And respectively adopting an X-ray diffraction method and a field emission-scanning electron microscope method to analyze and characterize the components, the structure and the appearance of the product sample 3.
FIG. 6 is a diagram of Li prepared when the molar ratio of gallium to manganese is 1:9 and the carbonizing precipitant is sodium carbonate1.6Mn1.6O4XRD analysis characterization result chart of powder sample 3. As shown in fig. 3, the characteristic diffraction peaks at 2 θ ═ 18.8 °, 36.6 °, 38.3 °, 44.5 °, 48.7 °, 58.9 °, 64.7 °, 68.1 ° and 76.7 ° of product sample 3, demonstrating that the main component of product sample 3 produced is Li1.6Mn1.6O4. However, this sample appeared at 2 θ of 15.5 °, 20.9 °, 33.1 ° and 65.6 ° representing orthorhombic LiMnO, respectively2(010) crystal face of (A) and orthorhombic LiMnO of tetragonal system2Crystal plane of (103) and Li2MnO3Characteristic diffraction peaks of (020) and (-331) crystal planes (standard card (PDF Cardno.:73-0152, 2 theta ═ 20.9, 65.6 °)), the appearance of which confirms that the sample contains LiMnO of different crystal systems2And Li2MnO3And the impurities are mixed, so that the doping of the gallium element instead of the aluminum element introduces more impurity phases, and the purity of the sample is not improved.
FIG. 7 is an FE-SEM image of product sample 3. As shown in FIG. 7, Li prepared after gallium doping1.6Mn1.6O4The powder sample is a porous, spherical powder having a particle diameter of about 1.2 μm and formed of caterpillar-like primary particles, and the surface of the sample has some poresExist, but are relatively dense.
Example 4
This example differs from example 1 in that: soluble aluminum salt is also added in the step (1), and deionized water is used for preparing 400mL of mixed solution with the total concentration of metal ions of 0.3M from industrial-grade aluminum salt and manganese salt, wherein the molar ratio of aluminum to manganese in the mixed solution is 1: 6.
The rest of the process of this embodiment is the same as that of embodiment 1, and thus, the description thereof is omitted.
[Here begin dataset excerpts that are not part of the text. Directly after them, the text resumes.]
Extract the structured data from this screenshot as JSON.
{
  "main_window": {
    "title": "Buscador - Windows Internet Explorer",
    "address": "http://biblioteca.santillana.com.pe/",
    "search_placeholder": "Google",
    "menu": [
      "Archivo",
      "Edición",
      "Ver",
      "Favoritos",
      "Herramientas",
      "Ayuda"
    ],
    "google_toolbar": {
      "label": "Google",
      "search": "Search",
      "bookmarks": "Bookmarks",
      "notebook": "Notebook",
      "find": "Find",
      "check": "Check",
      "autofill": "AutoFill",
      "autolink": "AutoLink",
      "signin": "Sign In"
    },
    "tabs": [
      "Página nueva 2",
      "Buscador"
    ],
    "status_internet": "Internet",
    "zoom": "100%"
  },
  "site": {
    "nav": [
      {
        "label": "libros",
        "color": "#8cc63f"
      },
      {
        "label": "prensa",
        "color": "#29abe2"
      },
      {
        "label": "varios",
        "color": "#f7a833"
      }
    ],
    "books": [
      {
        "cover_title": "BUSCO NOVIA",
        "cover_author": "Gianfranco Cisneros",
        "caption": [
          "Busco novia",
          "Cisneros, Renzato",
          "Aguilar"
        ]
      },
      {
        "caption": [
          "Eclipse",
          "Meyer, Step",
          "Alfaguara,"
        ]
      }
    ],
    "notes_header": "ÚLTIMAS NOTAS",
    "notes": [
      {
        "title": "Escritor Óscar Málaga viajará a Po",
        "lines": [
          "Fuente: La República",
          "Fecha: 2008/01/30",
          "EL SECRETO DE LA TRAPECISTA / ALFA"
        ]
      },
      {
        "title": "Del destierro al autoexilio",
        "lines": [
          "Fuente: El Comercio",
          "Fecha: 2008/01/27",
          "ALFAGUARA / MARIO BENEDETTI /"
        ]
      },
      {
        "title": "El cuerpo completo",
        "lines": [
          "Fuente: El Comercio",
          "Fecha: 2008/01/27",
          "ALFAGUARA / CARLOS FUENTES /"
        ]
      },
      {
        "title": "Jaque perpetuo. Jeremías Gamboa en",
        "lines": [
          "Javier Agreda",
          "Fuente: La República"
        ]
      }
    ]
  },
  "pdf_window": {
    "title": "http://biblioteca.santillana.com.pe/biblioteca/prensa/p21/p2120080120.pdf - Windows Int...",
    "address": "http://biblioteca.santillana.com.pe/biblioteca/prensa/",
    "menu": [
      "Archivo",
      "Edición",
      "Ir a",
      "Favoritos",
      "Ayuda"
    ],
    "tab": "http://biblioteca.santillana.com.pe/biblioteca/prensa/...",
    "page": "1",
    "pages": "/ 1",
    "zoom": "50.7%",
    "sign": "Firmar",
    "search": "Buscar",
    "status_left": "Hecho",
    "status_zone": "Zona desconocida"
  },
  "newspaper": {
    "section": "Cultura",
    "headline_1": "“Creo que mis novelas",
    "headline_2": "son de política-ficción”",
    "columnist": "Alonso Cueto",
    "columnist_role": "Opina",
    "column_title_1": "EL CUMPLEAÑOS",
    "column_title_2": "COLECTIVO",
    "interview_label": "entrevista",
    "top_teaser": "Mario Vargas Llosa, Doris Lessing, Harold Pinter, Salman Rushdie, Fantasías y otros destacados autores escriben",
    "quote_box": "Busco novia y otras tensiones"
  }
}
The product obtained from this example preparation is designated product sample 4.
And respectively adopting an X-ray diffraction method and a field emission-scanning electron microscope method to analyze and characterize the components, the structure and the appearance of the product sample 4.
FIG. 8 shows Li prepared when the molar ratio of Al to Mn is 1:6 and the carbonizing precipitant is sodium carbonate1.6Mn1.6O4XRD analysis characterization result chart of powder product sample 4. As shown in fig. 8, product sample 4 exhibited characteristic diffraction peaks representing the (111), (311), (222), (400), (331), (511), (440), and (531) crystal planes at 2 θ ═ 18.8 °, 36.6 °, 38.3 °, 44.5 °, 48.7 °, 58.9 °, 64.7 °, and 68.1 °, respectively, as compared with the standard card, demonstrating that product sample 4 was produced as Li1.6Mn1.6O4. In addition, the diffraction pattern b of fig. 8 represents orthorhombic LiMnO at 2 θ of 15.4 °2Characteristic diffraction peaks of (010) crystal plane and representative of Li at 2 θ of 20.9 ° and 65.6 °2MnO3The characteristic diffraction peaks of the (020) and (-331) crystal planes of (A) are very weak, indicating that the sample has a very small amount of LiMnO2And Li2MnO3The impurity, however, showed a small amount of impurities because of its very weak peak intensity of characteristic diffraction.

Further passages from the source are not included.